Reagan "knew that it was not right for people to be abused," Simpson says. "Anybody who's here illegally is going to be abused in some way, either financially [or] physically. They have no rights."Can you imagine what would happen if President Obama or any democrat in the House of Representatives or the Senate made that statement? That is a double standard; exalting Reagan, while whitewashing what he did.
Peter Robinson, a former Reagan speechwriter, agrees. "It was in Ronald Reagan's bones — it was part of his understanding of America — that the country was fundamentally open to those who wanted to join us here."

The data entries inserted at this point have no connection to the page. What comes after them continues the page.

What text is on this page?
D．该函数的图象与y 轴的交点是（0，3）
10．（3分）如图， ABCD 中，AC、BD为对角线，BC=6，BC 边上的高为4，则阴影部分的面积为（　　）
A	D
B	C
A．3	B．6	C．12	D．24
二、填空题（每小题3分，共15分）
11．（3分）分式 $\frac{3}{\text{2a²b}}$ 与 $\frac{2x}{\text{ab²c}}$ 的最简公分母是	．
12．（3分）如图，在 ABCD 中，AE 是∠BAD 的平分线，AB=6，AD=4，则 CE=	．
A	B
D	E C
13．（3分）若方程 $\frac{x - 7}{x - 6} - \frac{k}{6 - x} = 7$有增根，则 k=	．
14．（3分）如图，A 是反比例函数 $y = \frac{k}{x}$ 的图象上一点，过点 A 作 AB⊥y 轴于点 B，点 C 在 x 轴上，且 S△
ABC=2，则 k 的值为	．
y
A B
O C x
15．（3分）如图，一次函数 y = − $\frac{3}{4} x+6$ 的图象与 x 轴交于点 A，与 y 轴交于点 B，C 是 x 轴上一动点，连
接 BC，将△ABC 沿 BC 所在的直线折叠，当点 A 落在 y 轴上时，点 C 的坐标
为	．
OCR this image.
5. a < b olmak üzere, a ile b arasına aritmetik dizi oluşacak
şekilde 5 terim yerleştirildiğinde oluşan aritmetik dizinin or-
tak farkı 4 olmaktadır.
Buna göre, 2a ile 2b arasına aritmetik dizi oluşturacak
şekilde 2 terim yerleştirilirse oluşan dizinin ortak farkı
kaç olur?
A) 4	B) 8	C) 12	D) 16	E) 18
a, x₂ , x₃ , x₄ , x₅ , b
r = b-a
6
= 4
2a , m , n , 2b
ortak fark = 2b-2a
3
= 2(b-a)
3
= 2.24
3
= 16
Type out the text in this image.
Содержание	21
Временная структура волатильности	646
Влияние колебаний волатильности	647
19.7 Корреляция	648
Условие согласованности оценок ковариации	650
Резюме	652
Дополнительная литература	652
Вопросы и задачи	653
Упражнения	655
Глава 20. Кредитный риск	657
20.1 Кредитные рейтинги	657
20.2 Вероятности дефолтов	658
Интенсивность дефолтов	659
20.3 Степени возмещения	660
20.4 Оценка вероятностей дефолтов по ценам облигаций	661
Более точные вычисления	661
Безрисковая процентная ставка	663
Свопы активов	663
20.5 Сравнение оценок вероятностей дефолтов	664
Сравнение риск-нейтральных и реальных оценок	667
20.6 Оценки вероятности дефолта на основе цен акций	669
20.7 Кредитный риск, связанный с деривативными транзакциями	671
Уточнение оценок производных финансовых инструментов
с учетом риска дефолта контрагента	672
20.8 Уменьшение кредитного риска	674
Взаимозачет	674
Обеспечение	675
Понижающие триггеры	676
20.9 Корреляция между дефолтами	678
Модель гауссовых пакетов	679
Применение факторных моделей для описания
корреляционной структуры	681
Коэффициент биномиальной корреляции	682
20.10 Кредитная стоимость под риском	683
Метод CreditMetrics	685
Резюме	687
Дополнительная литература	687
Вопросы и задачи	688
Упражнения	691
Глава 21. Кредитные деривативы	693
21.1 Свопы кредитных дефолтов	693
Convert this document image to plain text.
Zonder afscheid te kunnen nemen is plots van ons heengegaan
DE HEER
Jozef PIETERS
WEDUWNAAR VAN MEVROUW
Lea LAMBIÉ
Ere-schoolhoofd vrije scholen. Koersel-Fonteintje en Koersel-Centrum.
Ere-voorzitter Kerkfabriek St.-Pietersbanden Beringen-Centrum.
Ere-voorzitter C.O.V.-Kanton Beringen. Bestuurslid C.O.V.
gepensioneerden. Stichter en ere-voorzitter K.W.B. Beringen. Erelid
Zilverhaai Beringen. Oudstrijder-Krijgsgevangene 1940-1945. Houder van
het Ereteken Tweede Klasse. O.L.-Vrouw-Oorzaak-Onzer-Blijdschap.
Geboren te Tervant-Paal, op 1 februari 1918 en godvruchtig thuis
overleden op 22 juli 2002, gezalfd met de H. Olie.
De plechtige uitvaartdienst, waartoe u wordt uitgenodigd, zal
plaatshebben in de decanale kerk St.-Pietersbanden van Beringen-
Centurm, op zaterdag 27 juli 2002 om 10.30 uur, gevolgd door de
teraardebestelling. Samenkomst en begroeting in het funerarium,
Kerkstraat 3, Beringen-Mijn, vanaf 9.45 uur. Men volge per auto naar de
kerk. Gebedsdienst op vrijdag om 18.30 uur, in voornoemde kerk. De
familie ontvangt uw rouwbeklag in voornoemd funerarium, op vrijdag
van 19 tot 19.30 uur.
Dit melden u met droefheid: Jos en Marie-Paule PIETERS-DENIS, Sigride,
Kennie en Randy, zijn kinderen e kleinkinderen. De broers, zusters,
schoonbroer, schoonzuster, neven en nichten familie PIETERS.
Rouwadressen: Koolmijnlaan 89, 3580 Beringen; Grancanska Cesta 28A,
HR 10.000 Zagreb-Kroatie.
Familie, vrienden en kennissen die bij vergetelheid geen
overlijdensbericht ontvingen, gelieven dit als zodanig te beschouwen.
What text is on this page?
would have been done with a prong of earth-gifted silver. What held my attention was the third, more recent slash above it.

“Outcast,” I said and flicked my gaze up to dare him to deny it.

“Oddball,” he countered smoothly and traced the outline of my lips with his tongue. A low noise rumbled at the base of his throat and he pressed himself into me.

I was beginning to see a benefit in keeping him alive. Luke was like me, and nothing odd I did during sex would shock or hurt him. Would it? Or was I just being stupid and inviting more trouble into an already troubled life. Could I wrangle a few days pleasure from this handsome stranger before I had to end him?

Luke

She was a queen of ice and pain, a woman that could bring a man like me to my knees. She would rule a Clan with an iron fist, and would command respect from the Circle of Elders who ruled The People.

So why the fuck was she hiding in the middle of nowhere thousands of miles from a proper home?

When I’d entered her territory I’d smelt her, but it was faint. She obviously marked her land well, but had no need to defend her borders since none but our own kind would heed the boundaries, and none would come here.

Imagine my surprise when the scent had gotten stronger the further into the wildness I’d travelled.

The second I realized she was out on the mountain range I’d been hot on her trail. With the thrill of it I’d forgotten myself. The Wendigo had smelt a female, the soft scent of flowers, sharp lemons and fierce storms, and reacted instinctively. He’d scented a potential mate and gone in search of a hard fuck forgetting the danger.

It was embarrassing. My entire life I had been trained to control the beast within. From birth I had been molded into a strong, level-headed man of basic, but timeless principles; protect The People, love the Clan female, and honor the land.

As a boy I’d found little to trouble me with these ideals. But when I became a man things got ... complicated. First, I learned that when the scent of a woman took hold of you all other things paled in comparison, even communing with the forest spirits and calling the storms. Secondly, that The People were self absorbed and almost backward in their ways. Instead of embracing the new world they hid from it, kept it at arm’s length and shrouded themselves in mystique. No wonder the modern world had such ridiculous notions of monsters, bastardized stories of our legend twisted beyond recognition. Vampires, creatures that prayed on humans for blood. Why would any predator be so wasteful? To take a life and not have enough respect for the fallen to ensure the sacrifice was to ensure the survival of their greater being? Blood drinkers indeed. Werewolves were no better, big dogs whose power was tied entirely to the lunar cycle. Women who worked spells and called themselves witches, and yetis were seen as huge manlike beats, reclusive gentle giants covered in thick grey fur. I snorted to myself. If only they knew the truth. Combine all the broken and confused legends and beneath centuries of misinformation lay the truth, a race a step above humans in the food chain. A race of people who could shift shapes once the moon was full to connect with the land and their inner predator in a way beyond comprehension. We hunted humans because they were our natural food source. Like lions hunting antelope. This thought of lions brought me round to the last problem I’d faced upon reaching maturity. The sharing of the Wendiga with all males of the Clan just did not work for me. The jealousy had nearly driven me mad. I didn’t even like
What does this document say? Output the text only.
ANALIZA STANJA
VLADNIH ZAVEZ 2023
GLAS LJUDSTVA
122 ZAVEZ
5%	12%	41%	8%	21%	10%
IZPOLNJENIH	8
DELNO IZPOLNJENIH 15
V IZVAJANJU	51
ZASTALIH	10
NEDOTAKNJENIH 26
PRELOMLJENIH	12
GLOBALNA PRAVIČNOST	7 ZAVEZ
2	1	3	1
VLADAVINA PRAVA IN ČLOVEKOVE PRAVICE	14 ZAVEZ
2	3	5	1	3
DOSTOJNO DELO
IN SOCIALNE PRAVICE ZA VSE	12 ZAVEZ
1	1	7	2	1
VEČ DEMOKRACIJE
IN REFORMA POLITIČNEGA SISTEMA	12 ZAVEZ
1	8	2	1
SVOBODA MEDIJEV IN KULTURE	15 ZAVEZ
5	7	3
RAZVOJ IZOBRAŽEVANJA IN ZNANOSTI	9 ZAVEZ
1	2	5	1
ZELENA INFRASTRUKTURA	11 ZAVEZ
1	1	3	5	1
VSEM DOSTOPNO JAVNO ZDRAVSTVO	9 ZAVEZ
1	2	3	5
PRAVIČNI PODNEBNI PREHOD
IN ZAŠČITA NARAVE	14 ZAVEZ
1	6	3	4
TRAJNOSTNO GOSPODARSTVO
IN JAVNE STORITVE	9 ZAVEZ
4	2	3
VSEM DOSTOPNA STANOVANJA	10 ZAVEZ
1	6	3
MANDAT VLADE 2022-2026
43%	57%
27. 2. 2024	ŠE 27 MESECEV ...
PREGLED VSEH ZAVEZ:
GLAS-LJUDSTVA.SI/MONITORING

Reagan said as much himself in a televised debate with Democratic presidential nominee Walter Mondale in 1984.
"I believe in the idea of amnesty for those who have put down roots and lived here, even though sometime back they may have entered illegally," he [Reagan]said.
The one thing that Reagan did which modern Republicans and Tea Partiers might approve, but which Congress overruled back in the day was the Comprehensive Apartheid Act. Reagan vetoed it, and both the House and Senate voted it in a second time, overriding that veto. The legislation called for an end to the oppressive racism of South Africa, imposing sanctions. The right, including Reagan, had a sometimes very ugly record on race for more than four decades. The birthers would be right at home. The tea partiers who want to repeal parts of the Civil Rights Act prohibiting discrimination in public places, including businesses, now that's something they can consistently appreciate - and they won't admit it's racism either.
On the Centennial of your birth President Reagan, you have the right to some accuracy. And God knows, the Right won't give it to you.